How is this last equation(15) obtained?
Thanks!!
The fixed answer of $1/3$ is a result of their decision to use the uniform distribution along with the parameterised arguments, namely $1/\sqrt{n}$.
For a uniform distribution, denoted with lower and upper bounds $a$ and $b$:
$$ U(a, b) $$
the variance is defined as:
$$ \frac{1}{12} (b - a)^2 $$
So in the case of the authors, Glorot and Bengio, the two bounds are simply the square root of the number of neurons in the layer of interest (generally referring to the preceding layer, as they put it).
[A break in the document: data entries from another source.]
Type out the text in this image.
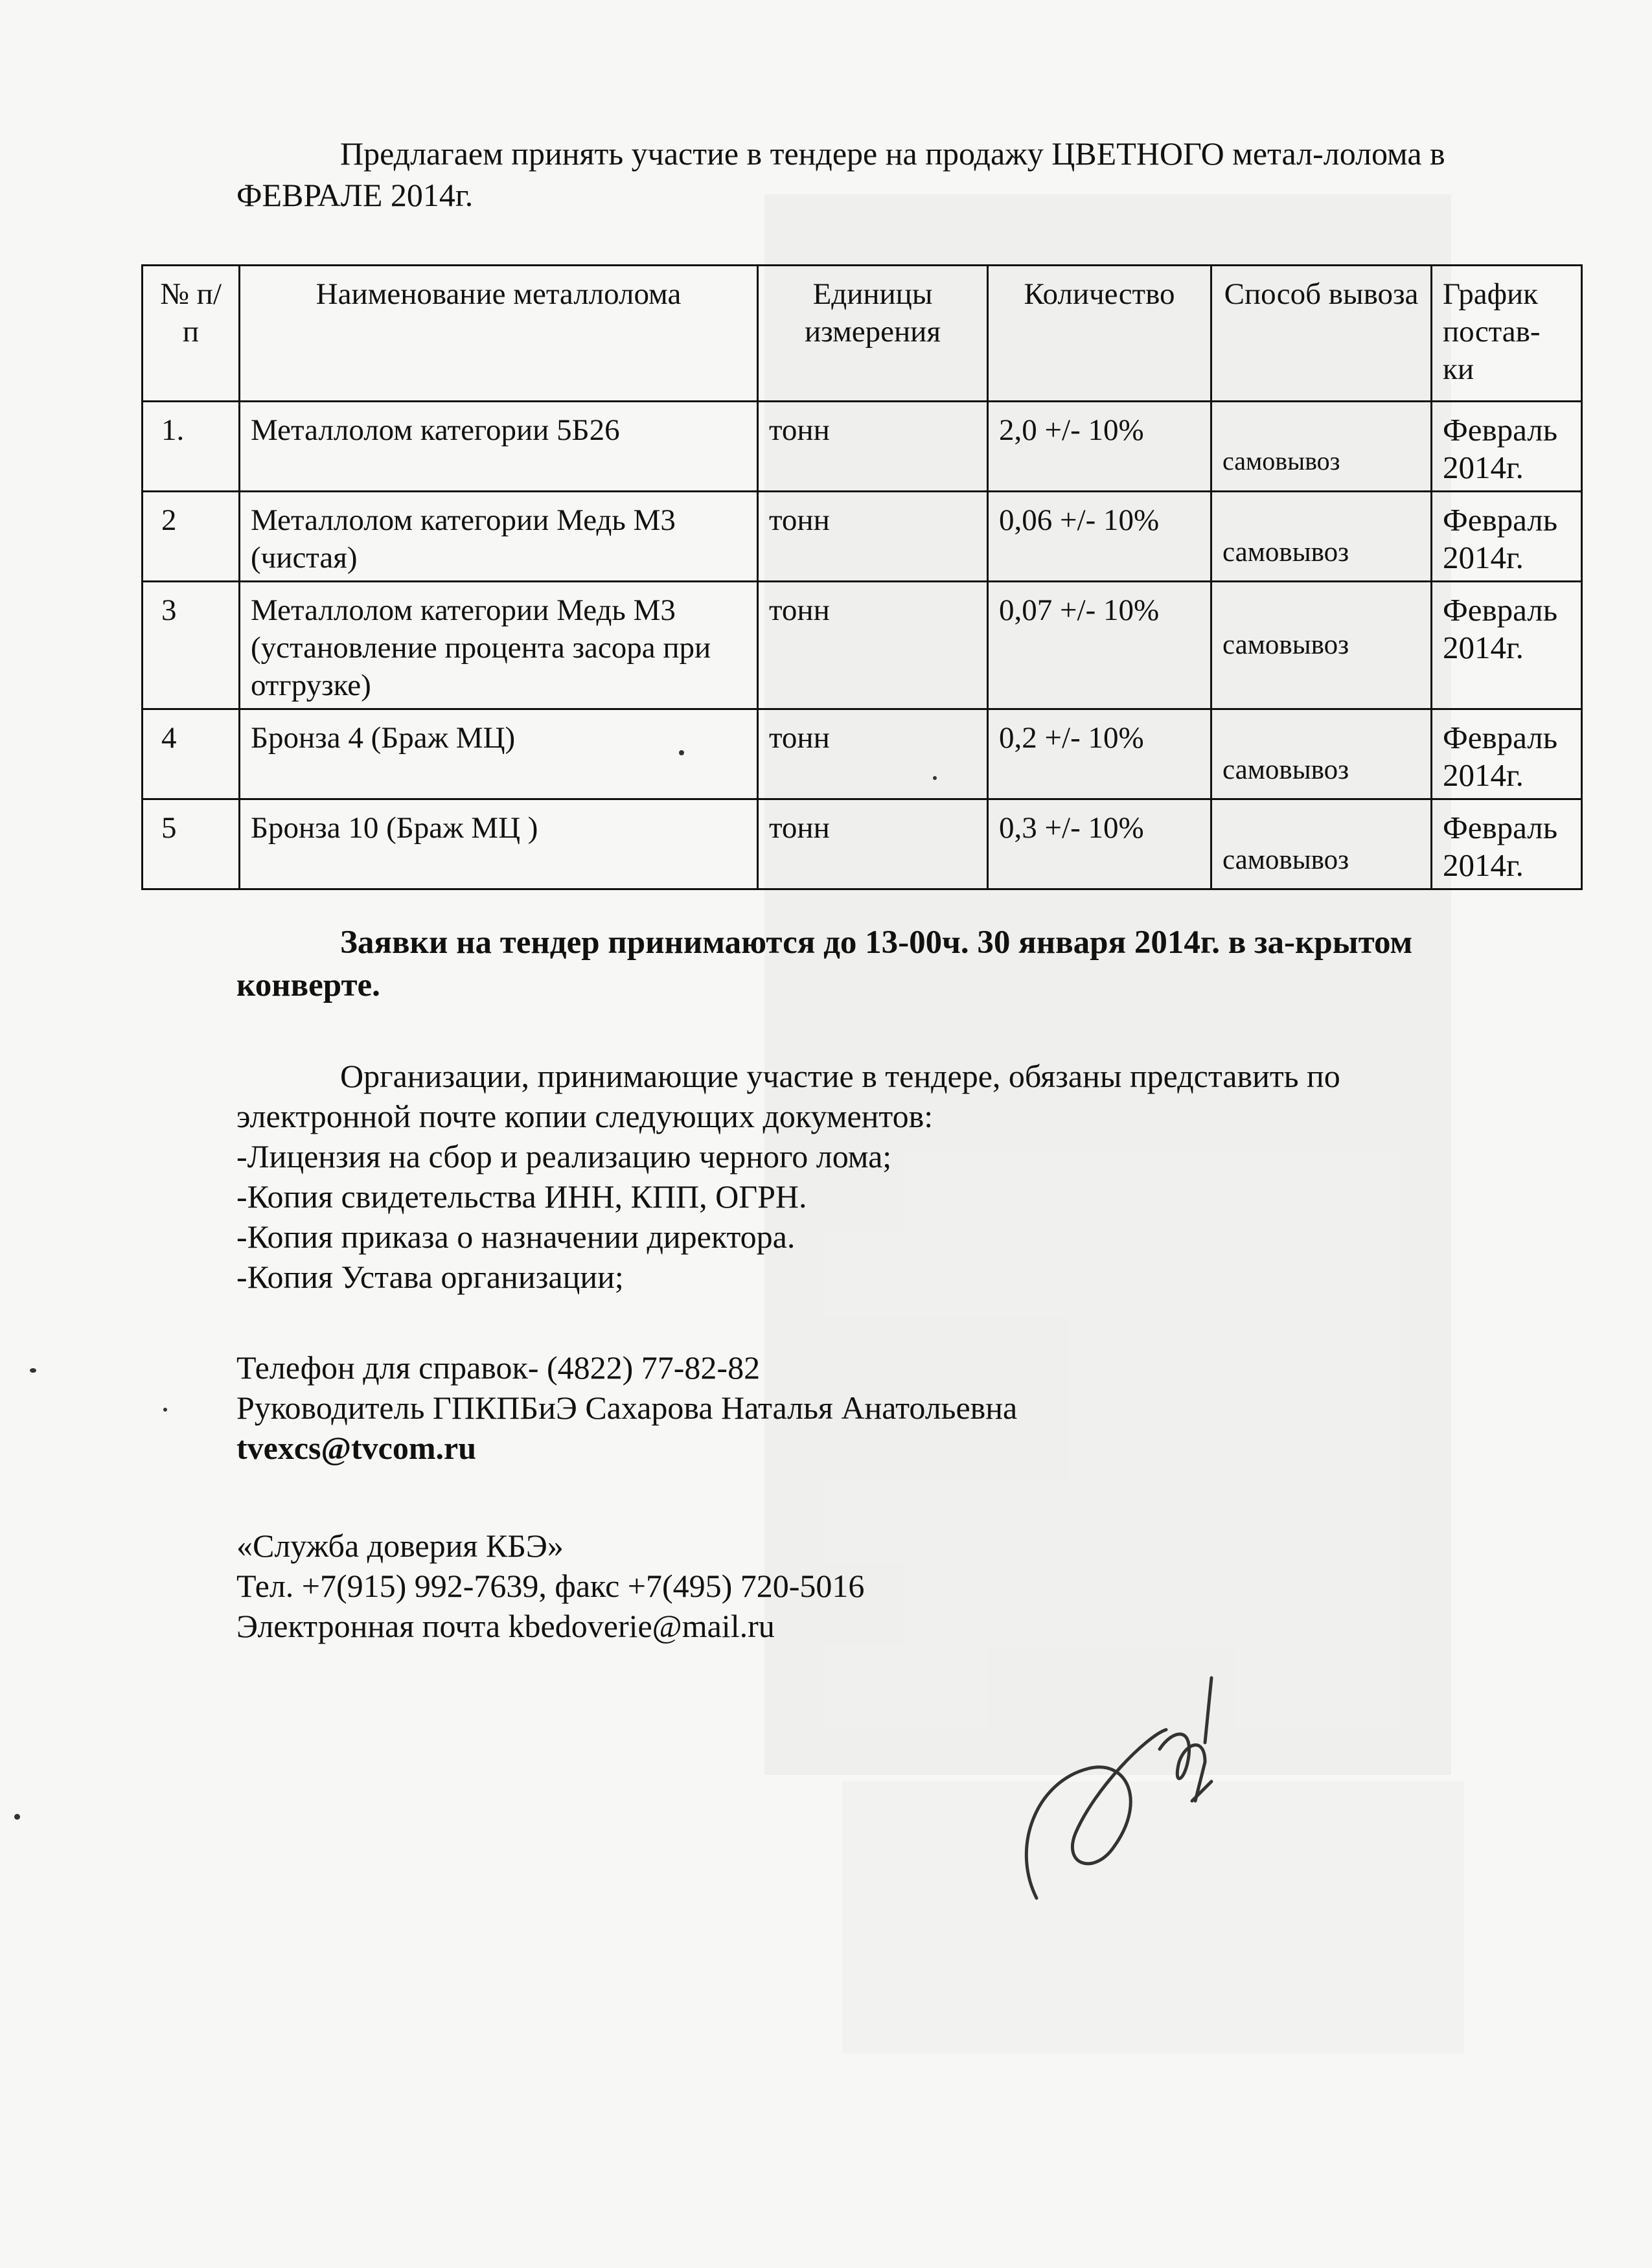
Предлагаем принять участие в тендере на продажу ЦВЕТНОГО метал-лолома в ФЕВРАЛЕ 2014г.
№ п/п	Наименование металлолома	Единицы измерения	Количество	Способ вывоза	График постав-ки
1.	Металлолом категории 5Б26	тонн	2,0 +/- 10%	самовывоз	Февраль 2014г.
2	Металлолом категории Медь М3 (чистая)	тонн	0,06 +/- 10%	самовывоз	Февраль 2014г.
3	Металлолом категории Медь М3 (установление процента засора при отгрузке)	тонн	0,07 +/- 10%	самовывоз	Февраль 2014г.
4	Бронза 4 (Браж МЦ)	тонн	0,2 +/- 10%	самовывоз	Февраль 2014г.
5	Бронза 10 (Браж МЦ )	тонн	0,3 +/- 10%	самовывоз	Февраль 2014г.
Заявки на тендер принимаются до 13-00ч. 30 января 2014г. в за-крытом конверте.
Организации, принимающие участие в тендере, обязаны представить по электронной почте копии следующих документов:
-Лицензия на сбор и реализацию черного лома;
-Копия свидетельства ИНН, КПП, ОГРН.
-Копия приказа о назначении директора.
-Копия Устава организации;
Телефон для справок- (4822) 77-82-82
Руководитель ГПКПБиЭ Сахарова Наталья Анатольевна
tvexcs@tvcom.ru
«Служба доверия КБЭ»
Тел. +7(915) 992-7639, факс +7(495) 720-5016
Электронная почта kbedoverie@mail.ru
This size is called $n$, and they set the bounds on the uniform distribution as:
$$ a = - \frac{1}{\sqrt{n}} $$ $$ b = \frac{1}{\sqrt{n}} $$
So if we plug these values into equation 15, we get:
$$ Var = \frac{1}{12}(\frac{1}{\sqrt{n}} - -\frac{1}{\sqrt{n}})^2 $$
$$ Var = \frac{1}{12}(\frac{2}{\sqrt{n}})^2 $$
$$ Var = \frac{1}{12} * \frac{4}{n} $$
And so finally:
$$ n * Var = \frac{1}{3} $$